A notable element of ByteDance's revised budget is a proportionally larger allocation to domestic AI chips, a strategic shift aimed at reducing exposure to US export controls and aligning with Beijing's drive for semiconductor self-sufficiency. Reuters has reported that ByteDance is developing its own AI inference chip, working with Samsung for manufacturing, with a target of at least 100,000 units this year and plans to scale to 350,000. Its in-house chip design division now employs around 1,000 people and has produced a processor that reportedly rivals the efficiency of Nvidia's China-market H20 at a lower cost.

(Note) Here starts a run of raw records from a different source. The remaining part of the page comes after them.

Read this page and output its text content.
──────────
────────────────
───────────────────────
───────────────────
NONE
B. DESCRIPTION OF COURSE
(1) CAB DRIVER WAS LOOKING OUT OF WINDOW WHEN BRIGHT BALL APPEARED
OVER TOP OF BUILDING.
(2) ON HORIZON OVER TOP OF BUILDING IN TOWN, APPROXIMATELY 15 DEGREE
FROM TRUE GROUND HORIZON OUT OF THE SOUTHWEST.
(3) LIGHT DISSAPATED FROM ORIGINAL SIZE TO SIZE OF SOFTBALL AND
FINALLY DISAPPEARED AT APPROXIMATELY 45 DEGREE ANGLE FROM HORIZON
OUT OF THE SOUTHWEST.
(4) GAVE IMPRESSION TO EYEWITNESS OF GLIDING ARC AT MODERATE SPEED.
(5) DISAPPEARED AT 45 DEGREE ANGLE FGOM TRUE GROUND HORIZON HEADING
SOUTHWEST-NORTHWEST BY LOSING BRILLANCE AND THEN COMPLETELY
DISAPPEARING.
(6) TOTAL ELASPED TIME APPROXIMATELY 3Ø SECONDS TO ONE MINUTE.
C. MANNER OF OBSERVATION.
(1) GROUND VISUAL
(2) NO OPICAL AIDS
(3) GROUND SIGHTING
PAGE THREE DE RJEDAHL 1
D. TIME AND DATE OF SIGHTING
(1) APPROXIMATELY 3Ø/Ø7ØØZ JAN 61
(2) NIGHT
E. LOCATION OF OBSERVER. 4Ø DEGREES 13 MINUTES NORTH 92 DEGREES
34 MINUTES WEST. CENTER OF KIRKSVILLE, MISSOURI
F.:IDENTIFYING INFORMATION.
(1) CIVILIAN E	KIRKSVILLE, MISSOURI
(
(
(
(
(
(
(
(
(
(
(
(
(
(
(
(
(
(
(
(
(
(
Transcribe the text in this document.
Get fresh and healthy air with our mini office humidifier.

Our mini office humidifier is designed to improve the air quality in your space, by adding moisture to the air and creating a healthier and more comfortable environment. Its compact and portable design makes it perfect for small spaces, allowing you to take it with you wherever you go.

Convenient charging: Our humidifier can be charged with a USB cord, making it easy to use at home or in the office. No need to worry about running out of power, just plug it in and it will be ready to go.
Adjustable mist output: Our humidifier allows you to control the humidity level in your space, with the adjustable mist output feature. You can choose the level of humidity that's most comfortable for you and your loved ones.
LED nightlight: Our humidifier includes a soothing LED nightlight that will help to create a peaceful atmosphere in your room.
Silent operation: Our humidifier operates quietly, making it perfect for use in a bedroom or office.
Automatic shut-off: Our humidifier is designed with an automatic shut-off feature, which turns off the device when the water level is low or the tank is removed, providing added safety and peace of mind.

Offshore Compute and Geopolitical Calculus

At the same time, ByteDance has pursued offshore arrangements to access cutting-edge foreign silicon. The company has assembled more than $2.5 billion of Nvidia Blackwell systems in Malaysia through a South-East Asian cloud partner, deploying around 36,000 B200 chips for AI research outside China. The dual approach, investing in domestic silicon while building offshore capacity for restricted foreign chips, underlines how US export rules are reshaping the AI supply chain. With memory costs climbing and geopolitical tensions persisting, ByteDance's willingness to spend close to $30 billion signals a bet that AI infrastructure will stay central to its competitive position in short-form video, e-commerce, and enterprise cloud.